For a hands-on modifier tutorial, see Tutorial: Transform Pipelines.

Tag-Based Filtering

Tags let you control which objects fit which slots. A "Red" cube only fits a "Red" socket; a "Heavy" crate is rejected by a "Light Only" shelf. Tags are AttachmentTag ScriptableObjects created via Create > Jungle > Octoputs > Attachment Tag.

Assign them to both AttachableObject and AttachmentPoint components, then add filters that enforce the matching rules.

Filter Types

Context-known slots (attachableFilters, pointFilter, agent grab/drop filters, transfer point filters) take typed checks directly — the picker shows only the relevant IAttachableObjectCheck / IAttachmentPointCheck (plus the Object Filter escape hatch). Detector filter chains still take IGameObjectFilter and use the AttachableObjectFilterGroup / AttachmentPointFilterGroup umbrellas.

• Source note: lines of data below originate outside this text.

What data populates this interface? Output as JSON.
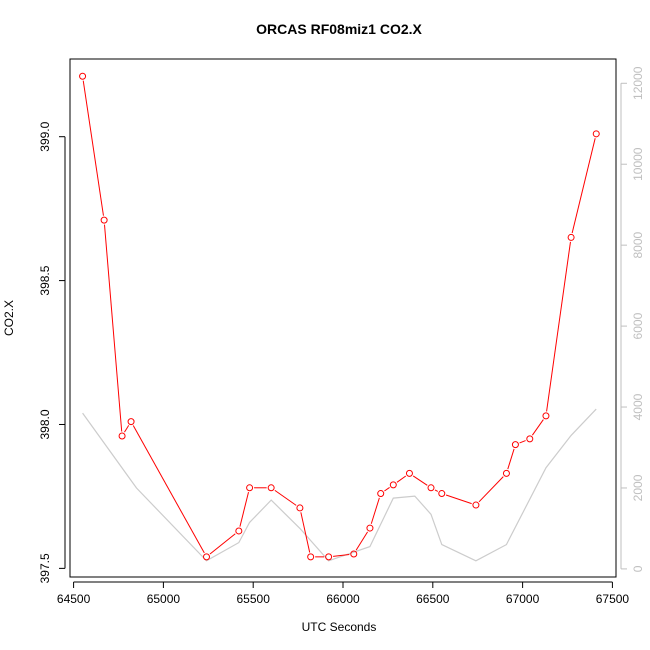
{
  "chart_data": {
    "type": "line",
    "title": "ORCAS RF08miz1 CO2.X",
    "xlabel": "UTC Seconds",
    "ylabel": "CO2.X",
    "xlim": [
      64480,
      67520
    ],
    "ylim": [
      397.47,
      399.27
    ],
    "y2lim": [
      -200,
      12600
    ],
    "x_ticks": [
      64500,
      65000,
      65500,
      66000,
      66500,
      67000,
      67500
    ],
    "y_ticks": [
      397.5,
      398.0,
      398.5,
      399.0
    ],
    "y_tick_labels": [
      "397.5",
      "398.0",
      "398.5",
      "399.0"
    ],
    "y2_ticks": [
      0,
      2000,
      4000,
      6000,
      8000,
      10000,
      12000
    ],
    "grid": false,
    "series": [
      {
        "axis": "left",
        "color": "#ff0000",
        "marker": "open-circle",
        "x": [
          64550,
          64670,
          64770,
          64820,
          65240,
          65420,
          65480,
          65600,
          65760,
          65820,
          65920,
          66060,
          66150,
          66210,
          66280,
          66370,
          66490,
          66550,
          66740,
          66910,
          66960,
          67040,
          67130,
          67270,
          67410
        ],
        "values": [
          399.21,
          398.71,
          397.96,
          398.01,
          397.54,
          397.63,
          397.78,
          397.78,
          397.71,
          397.54,
          397.54,
          397.55,
          397.64,
          397.76,
          397.79,
          397.83,
          397.78,
          397.76,
          397.72,
          397.83,
          397.93,
          397.95,
          398.03,
          398.65,
          399.01
        ]
      },
      {
        "axis": "right",
        "color": "#cccccc",
        "marker": "none",
        "x": [
          64550,
          64850,
          65240,
          65420,
          65480,
          65600,
          65760,
          65920,
          66150,
          66280,
          66400,
          66490,
          66550,
          66740,
          66910,
          67130,
          67270,
          67410
        ],
        "values": [
          3850,
          2000,
          200,
          650,
          1150,
          1700,
          1000,
          200,
          550,
          1750,
          1800,
          1350,
          600,
          200,
          600,
          2500,
          3300,
          3950
        ]
      }
    ]
  }
}
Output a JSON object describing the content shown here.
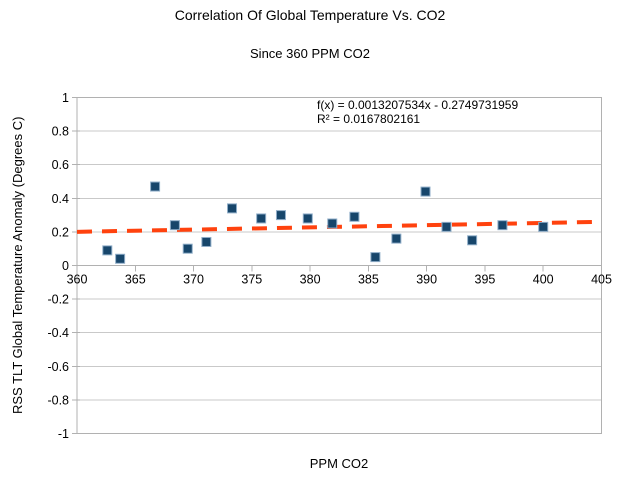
{
  "chart_data": {
    "type": "scatter",
    "title": "Correlation Of Global Temperature Vs. CO2",
    "subtitle": "Since 360 PPM CO2",
    "xlabel": "PPM CO2",
    "ylabel": "RSS TLT Global Temperature Anomaly (Degrees C)",
    "xlim": [
      360,
      405
    ],
    "ylim": [
      -1,
      1
    ],
    "x_ticks": [
      360,
      365,
      370,
      375,
      380,
      385,
      390,
      395,
      400,
      405
    ],
    "y_ticks": [
      1,
      0.8,
      0.6,
      0.4,
      0.2,
      0,
      -0.2,
      -0.4,
      -0.6,
      -0.8,
      -1
    ],
    "grid": "horizontal-only",
    "legend": "none",
    "points": [
      [
        362.6,
        0.09
      ],
      [
        363.7,
        0.04
      ],
      [
        366.7,
        0.47
      ],
      [
        368.4,
        0.24
      ],
      [
        369.5,
        0.1
      ],
      [
        371.1,
        0.14
      ],
      [
        373.3,
        0.34
      ],
      [
        375.8,
        0.28
      ],
      [
        377.5,
        0.3
      ],
      [
        379.8,
        0.28
      ],
      [
        381.9,
        0.25
      ],
      [
        383.8,
        0.29
      ],
      [
        385.6,
        0.05
      ],
      [
        387.4,
        0.16
      ],
      [
        389.9,
        0.44
      ],
      [
        391.7,
        0.23
      ],
      [
        393.9,
        0.15
      ],
      [
        396.5,
        0.24
      ],
      [
        400.0,
        0.23
      ]
    ],
    "trendline": {
      "type": "linear-dashed",
      "slope": 0.0013207534,
      "intercept": -0.2749731959,
      "r_squared": 0.0167802161,
      "equation_label": "f(x) = 0.0013207534x - 0.2749731959",
      "r_squared_label": "R² = 0.0167802161"
    },
    "colors": {
      "point": "#17466b",
      "point_edge": "#8fadc8",
      "trend": "#ff420e",
      "grid": "#c9c9c9",
      "border": "#b1b1b1",
      "text": "#000000"
    }
  }
}
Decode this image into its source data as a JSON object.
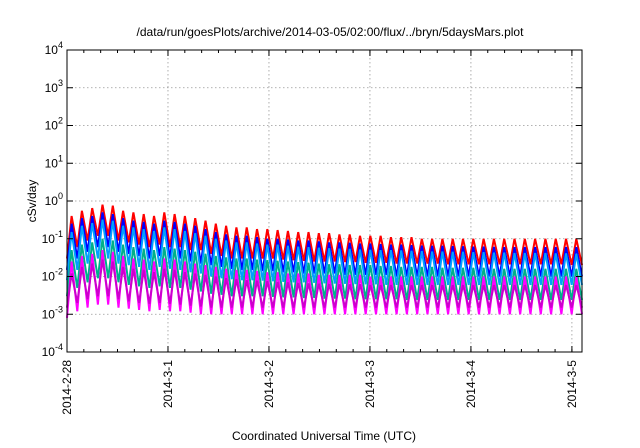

For filtering objects (placed on slots, agents, or commands):

Filter What it checks
AttachableTagCheck Whether the object's tags match required tags (with configurable matching mode)
HeldStateCheck Whether the object is currently attached somewhere
EligibilityCheck Whether the object's own conditions allow attachment

For filtering slots (placed on objects, agents, or commands):

Filter What it checks
AttachmentPointTagCheck Whether the slot's tags match required tags
IsHoldingCheck Whether the slot currently holds an object
CanAttachCheck Whether the slot's conditions allow attaching a specific object
PhaseCheck What lifecycle phase the slot is in
OnAttachedObjectCheck Delegates to nested attachable checks evaluated on the currently held object
NotJustDetachedCheck Suppresses the slot briefly after a detach while the detached object stays nearby

Tag Requirement Modes

The AttachmentTagFilter supports four matching modes:

Mode Behavior
All Every required tag must be present on the target
Any At least one required tag must be present
One Exactly one required tag must match
AnyExcept The target must have none of the specified tags (inverted match)

For a hands-on tutorial, see Tutorial: Tag-Based Filtering.

Measurement

Measurements track how an object is moving — its speed, acceleration, distance traveled, and more. They plug into the Setter system as sub-setters inside a DataStorageSetter entry. Use the preset menu (GameObject > Jungle > Setting > Setter (Measurement Preset)) to create a pre-configured Setter + DataStorageComponent in one click.

Available measurements:

Measurement What it tracks
PositionMeasurement Current world position
VelocityMeasurement Velocity vector (position delta / time)
SpeedMeasurement Scalar speed (magnitude of velocity)
AccelerationMeasurement Acceleration vector
AngularVelocityMeasurement Rotation rate
DistanceTraveledMeasurement Cumulative distance moved
BoundsMeasurement Object bounds in world space

Measurement values are stored via Key ScriptableObjects (shared Jungle.Data type) into a DataStorage. The TargetedMeasurer base class resolves a target — a GameObject, AttachmentPoint, or AttachableObject — and dispatches to its list of typed measurements. Each measurement reads from the target and writes a keyed value into the storage.